(June 14, 2015 at 12:50 am)Aroura Wrote: If treatment or rehabilitation is available or possible, that is always the better option. If it is not, then humane prisons are the current existing alternative. The death penalty and other punishments are a remnant of our barbaric past, and should be relegated to that past.
I'm with you on that. The punishment being a mirror of the crime is how medieval societies handled matters. Unsurprisingly, since these were religious societies to the core, it was very similar to Sharia law, complete with cutting off offending limbs and stuff.

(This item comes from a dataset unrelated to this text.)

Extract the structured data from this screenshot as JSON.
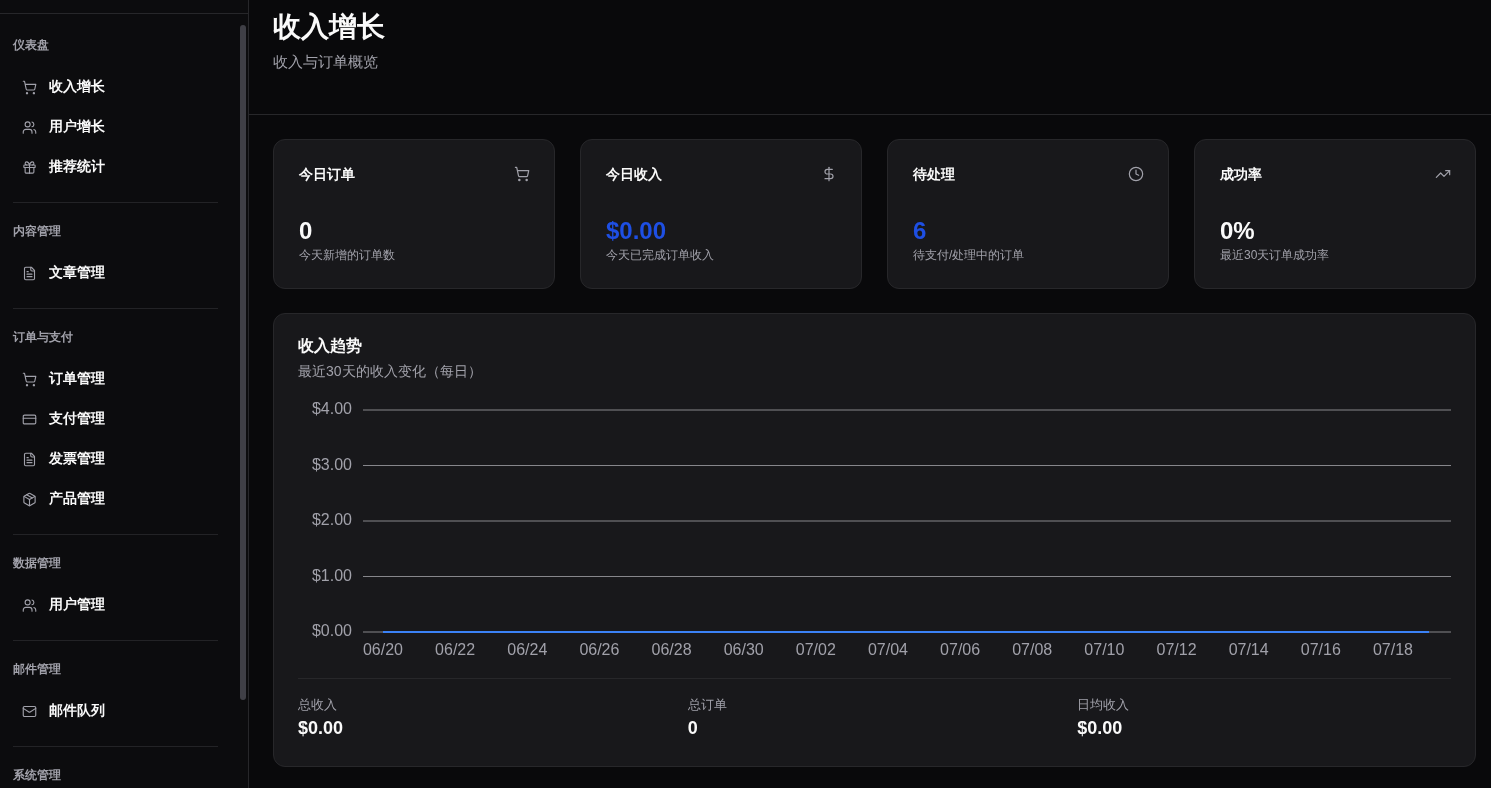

That said, there are mental issues that cannot be cured. Pedophilia, as most experts agree, being one of them. Serial killers won't stop until they're either caught or be dead. That's another point where experts are mostly in agreement. That's also why European legislation has the concept of preventive custody (not sure if that's the correct english term). Life sentences are usually a stretch between 20 and 25 years and the courts can't dish out a longer term on a whim. So perps who are expected to reoffend get "ensuing preventive custody". That's unlimited, pretty much like life without parole, with the exemption of them being reevaluated every five years or so.
So all the outrage about Brejvik only getting 21 years for killing 87 people, I believe, wasn't based on the facts. Brejvik will never walk the streets again, since there's no commission in the whole wide world willing to risk releasing that kind of person.